Hi I want to implement distributed caches as an exercise. The cache module is based on gen_server. The caches are started by an CacheSupervisor module. At first I tried running it all on one node, which worked well. Now I am trying to distribute my caches on two nodes, which live in two open console windows on my laptop.
PS:
While writing this question I realised that I forgot to connect my third window to the other nodes. I fixed it, but I am still having the original error.
Consoles:
After connecting my nodes I callCacheSupervisor.start_link()
in my third window, this results in the follwing error message.
Error:
** (EXIT from #PID<0.112.0>) shutdown: failed to start child: :de
** (EXIT) an exception was raised:
** (ArgumentError) argument error
erlang.erl:2619: :erlang.spawn(:node1@DELL_XPS, {:ok, #PID<0.128.0>})
(stdlib) supervisor.erl:365: :supervisor.do_start_child/2
(stdlib) supervisor.erl:348: :supervisor.start_children/3
(stdlib) supervisor.erl:314: :supervisor.init_children/2
(stdlib) gen_server.erl:328: :gen_server.init_it/6
(stdlib) proc_lib.erl:247: :proc_lib.init_p_do_apply/3
I am guessing that the error indicates that the :gen_server.start_link(..)
inside start_link(name)
of my Cache Module resolves to {:ok, #PID<0.128.0>}
which seems to be incorrect, but I am having no Idea where to put the Node.spawn()
else
Module Cache:
defmodule Cache do
use GenServer
def handle_cast({:put, url, page}, {pages, size}) do
new_pages = Dict.put(pages, url, page)
new_size = size + byte_size(page)
{:noreply, {new_pages, new_size}}
end
def handle_call({:get, url}, _from, {pages, size}) do
{:reply, pages[url], {pages, size}}
end
def handle_call({:size}, _from, {pages, size}) do
{:reply, size, {pages, size}}
end
def start_link(name) do
IO.puts(elem(name,0))
Node.spawn(String.to_atom(elem(name, 0)), :gen_server.start_link({:local,elem(name, 1)}, __MODULE__, {HashDict.new, 0}, []))
end
def put(name, url, page) do
:gen_server.cast(name, {:put, url, page})
end
def get(name, url) do
:gen_server.call(name, {:get, url})
end
def size(name) do
:gen_server.call(name, {:size})
end
end
Module CacheSupervisor:
defmodule CacheSupervisor do
use Supervisor
def init(_args) do
workers = Enum.map( [{"node1@DELL_XPS", :de},{"node1@DELL_XPS", :edu}, {"node2@DELL_XPS", :com} ,{"node2@DELL_XPS", :it}, {"node2@DELL_XPS", :rest}],
fn(n)-> worker(Cache, [n], id: elem(n, 1)) end)

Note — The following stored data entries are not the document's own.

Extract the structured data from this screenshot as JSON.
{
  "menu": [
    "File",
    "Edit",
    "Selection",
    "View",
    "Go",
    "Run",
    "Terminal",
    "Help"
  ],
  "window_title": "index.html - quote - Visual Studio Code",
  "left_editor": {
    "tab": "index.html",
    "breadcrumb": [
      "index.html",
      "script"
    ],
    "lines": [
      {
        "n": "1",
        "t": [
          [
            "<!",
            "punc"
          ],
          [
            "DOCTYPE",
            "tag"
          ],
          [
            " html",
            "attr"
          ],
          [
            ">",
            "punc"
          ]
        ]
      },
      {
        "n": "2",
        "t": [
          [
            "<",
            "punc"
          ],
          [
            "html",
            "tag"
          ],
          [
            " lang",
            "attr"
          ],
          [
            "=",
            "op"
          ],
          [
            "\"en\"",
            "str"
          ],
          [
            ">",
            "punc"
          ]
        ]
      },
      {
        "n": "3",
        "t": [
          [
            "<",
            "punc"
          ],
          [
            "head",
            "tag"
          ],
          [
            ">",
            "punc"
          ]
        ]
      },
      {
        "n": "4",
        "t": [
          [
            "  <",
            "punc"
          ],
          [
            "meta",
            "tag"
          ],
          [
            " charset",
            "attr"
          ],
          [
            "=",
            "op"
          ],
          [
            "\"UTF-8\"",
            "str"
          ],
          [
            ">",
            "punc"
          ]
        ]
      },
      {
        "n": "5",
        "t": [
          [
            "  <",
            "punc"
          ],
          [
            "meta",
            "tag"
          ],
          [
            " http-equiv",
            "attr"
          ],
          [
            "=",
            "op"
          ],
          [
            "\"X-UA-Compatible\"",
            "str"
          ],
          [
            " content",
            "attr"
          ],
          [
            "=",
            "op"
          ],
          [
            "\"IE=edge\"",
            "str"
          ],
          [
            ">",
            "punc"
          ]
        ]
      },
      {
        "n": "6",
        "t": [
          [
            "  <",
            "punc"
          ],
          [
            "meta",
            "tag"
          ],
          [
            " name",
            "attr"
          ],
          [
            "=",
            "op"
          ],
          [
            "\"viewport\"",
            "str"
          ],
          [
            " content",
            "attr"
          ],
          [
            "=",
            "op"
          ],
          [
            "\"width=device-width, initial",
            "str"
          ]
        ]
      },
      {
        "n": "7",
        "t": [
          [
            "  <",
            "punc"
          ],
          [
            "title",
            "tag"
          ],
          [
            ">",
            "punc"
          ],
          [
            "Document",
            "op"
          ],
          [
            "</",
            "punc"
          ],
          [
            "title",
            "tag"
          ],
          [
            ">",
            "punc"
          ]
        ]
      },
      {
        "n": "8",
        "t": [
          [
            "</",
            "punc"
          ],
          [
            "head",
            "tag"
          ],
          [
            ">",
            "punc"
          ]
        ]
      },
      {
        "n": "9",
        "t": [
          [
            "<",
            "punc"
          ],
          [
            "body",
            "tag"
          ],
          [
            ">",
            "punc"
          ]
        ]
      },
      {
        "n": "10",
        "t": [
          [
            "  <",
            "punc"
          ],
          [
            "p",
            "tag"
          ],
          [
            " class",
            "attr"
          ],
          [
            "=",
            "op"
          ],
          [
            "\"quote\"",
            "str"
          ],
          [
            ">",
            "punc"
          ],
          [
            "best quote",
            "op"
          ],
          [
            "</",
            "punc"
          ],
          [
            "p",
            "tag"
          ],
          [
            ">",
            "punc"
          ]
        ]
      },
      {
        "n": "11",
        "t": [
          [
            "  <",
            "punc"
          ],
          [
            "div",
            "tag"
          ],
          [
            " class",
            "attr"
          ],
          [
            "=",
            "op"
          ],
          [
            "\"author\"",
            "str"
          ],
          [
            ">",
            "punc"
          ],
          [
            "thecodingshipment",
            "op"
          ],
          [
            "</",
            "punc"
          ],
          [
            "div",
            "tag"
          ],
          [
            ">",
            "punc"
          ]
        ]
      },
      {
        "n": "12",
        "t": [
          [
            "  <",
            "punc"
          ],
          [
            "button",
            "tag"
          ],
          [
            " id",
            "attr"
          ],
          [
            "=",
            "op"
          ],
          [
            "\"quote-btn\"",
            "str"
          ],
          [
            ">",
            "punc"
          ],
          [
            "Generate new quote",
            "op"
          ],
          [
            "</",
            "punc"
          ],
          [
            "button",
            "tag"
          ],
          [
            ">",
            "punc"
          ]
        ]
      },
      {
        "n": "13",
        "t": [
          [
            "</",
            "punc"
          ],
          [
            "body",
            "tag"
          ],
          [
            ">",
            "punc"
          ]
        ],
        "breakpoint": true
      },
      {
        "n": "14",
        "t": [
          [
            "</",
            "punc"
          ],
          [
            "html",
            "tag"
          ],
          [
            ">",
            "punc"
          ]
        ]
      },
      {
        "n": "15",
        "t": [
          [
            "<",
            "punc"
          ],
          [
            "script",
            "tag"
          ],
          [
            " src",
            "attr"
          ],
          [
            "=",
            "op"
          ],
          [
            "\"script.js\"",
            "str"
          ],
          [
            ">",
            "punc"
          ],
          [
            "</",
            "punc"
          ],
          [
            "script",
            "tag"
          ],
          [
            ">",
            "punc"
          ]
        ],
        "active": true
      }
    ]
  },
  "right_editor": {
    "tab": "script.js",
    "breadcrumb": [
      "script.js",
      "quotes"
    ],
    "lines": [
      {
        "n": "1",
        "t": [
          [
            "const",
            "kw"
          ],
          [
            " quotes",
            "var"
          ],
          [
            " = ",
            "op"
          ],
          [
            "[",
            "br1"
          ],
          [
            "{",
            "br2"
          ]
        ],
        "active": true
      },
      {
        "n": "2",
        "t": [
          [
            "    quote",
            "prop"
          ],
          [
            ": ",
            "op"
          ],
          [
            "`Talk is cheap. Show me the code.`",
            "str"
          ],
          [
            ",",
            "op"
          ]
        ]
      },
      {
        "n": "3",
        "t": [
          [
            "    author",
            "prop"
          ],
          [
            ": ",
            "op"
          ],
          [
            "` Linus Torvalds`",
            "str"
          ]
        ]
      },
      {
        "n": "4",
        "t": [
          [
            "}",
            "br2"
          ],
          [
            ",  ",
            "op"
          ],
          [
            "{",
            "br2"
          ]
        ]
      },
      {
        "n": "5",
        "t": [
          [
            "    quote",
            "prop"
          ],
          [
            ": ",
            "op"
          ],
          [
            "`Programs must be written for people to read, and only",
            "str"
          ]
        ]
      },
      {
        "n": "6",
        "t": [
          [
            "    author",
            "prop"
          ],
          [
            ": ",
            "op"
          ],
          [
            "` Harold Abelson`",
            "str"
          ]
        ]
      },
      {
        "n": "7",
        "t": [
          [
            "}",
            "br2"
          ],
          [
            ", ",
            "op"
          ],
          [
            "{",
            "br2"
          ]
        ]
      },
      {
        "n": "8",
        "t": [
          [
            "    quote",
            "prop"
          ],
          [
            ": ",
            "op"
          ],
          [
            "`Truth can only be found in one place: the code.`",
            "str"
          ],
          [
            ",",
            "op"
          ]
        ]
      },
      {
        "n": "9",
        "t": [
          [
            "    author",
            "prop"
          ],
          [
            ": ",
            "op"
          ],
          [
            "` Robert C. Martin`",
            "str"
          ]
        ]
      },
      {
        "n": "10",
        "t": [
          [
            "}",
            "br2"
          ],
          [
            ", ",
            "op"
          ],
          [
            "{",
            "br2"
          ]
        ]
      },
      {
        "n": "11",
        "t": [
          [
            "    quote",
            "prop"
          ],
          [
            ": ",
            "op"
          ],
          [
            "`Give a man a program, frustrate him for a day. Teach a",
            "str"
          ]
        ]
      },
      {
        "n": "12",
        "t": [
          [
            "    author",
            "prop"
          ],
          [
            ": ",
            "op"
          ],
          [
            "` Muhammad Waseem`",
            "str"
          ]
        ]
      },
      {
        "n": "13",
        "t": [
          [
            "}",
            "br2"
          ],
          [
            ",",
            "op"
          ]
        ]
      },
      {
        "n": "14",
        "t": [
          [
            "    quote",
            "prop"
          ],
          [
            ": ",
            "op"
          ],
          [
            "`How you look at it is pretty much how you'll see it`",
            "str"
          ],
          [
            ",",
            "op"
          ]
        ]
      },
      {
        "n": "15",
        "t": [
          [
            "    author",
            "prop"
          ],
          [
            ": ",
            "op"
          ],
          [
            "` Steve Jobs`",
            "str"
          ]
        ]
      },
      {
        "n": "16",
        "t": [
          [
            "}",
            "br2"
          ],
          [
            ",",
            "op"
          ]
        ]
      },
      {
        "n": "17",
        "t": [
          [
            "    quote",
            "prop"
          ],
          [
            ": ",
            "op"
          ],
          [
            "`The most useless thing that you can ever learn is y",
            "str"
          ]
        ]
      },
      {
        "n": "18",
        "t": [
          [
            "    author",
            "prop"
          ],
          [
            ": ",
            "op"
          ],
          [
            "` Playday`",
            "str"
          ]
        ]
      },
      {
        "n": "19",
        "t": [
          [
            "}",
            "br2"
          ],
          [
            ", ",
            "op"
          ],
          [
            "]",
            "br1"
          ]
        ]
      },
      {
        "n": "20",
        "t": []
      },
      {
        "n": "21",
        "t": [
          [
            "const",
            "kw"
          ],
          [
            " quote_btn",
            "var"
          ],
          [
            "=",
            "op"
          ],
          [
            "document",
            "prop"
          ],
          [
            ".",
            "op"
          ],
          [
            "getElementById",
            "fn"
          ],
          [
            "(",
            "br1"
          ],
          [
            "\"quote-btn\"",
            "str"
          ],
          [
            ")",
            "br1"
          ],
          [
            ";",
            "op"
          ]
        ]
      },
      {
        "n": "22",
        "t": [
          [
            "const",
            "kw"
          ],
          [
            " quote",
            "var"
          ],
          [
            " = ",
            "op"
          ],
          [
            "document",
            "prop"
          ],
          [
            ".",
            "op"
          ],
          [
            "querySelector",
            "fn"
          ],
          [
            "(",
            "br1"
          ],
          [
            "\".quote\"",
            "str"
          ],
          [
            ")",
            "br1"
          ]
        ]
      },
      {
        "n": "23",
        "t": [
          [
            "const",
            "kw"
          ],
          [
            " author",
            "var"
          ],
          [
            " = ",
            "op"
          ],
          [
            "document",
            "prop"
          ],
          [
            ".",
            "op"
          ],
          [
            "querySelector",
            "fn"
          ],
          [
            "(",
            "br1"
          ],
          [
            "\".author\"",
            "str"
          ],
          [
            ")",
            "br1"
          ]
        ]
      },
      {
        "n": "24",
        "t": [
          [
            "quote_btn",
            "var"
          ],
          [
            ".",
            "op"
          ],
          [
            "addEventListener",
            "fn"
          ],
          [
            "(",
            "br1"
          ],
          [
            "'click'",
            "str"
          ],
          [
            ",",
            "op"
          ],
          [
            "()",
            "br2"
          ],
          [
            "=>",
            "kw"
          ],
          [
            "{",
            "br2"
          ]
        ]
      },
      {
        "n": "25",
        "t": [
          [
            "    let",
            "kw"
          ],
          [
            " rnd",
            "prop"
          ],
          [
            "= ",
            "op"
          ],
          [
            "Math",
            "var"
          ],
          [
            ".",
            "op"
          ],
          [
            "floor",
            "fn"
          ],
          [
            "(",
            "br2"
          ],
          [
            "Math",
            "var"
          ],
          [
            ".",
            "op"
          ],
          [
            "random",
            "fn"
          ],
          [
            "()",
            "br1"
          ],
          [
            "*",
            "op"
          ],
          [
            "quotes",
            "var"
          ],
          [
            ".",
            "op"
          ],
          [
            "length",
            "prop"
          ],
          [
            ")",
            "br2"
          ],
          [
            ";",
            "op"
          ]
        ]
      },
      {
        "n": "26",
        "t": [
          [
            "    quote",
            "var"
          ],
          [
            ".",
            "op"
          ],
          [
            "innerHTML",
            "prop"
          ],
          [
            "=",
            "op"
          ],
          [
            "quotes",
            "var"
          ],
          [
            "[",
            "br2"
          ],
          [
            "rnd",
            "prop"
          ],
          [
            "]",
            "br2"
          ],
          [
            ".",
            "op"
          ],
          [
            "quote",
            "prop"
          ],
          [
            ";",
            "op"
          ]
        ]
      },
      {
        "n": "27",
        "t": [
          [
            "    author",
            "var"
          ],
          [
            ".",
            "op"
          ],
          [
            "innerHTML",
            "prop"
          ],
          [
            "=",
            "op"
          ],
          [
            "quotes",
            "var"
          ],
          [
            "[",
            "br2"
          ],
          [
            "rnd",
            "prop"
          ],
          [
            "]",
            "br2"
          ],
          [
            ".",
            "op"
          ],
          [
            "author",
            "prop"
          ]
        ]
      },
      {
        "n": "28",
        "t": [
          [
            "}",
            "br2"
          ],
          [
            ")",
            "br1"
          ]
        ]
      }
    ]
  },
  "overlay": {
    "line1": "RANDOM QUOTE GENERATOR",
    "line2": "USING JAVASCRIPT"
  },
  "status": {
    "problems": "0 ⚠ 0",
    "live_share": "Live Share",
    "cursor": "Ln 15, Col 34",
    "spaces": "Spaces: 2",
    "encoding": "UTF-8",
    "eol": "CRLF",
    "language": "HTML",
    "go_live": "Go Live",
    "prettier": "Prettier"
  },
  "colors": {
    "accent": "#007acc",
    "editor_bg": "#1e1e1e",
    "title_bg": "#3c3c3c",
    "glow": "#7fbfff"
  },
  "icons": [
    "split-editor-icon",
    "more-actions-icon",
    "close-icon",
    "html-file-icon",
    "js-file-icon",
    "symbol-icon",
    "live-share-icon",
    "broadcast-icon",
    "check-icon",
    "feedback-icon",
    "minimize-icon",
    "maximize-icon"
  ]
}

supervise(workers, strategy: :one_for_one)
end
def start_link() do
:supervisor.start_link(__MODULE__, [])
end
end
:erlang.spawn(:node1@DELL_XPS, {:ok, #PID<0.128.0>})
:erlang.spawn/2
is the same function as Node.spawn/2
. The function expects node name (which you have provided) and a function. Your GenServer.start_link call returned {:ok, Pid} as it should. Since a tuple can't be treated like a function Node.spawn/2
crashes.
I would not recommend spawning processes on separate nodes like this. If remote node goes down, not only will you lose that node in your cluster, but you will also have to deal with the fallout from all your spawned processes. This will result an app that is more brittle than it would otherwise be. If you want to have your cache GenServers running on multiple nodes I'd suggest running the application you are building on multiple nodes, and having an instance of your CacheSupervisor
on each node. Then each CacheSupervisor
starts up it's own GenServers underneath it. This is more robust because if a node goes down the remaining nodes will be unaffected. Of course you application logic will need to take this into account, losing a node could mean losing cache data or client connections. See this answer for more details: How does an Erlang gen_server start_link a gen_server on another node?
If you really really want to a spawn process on a remote node like this you could do this:
:erlang.spawn_link(:node1@DELL_XPS, fun() ->
{:ok, #PID<0.128.0>} = :gen_server.start_link({:local,elem(name, 1)}, __MODULE__, {HashDict.new, 0}, [])
receive
% Block forever
:exit -> :ok
end
end)
Note that you must use spawn_link, as supervisors expect to be linked to their children. If the supervisor is not linked it will not know when the child crashes and won't be able to restart the process.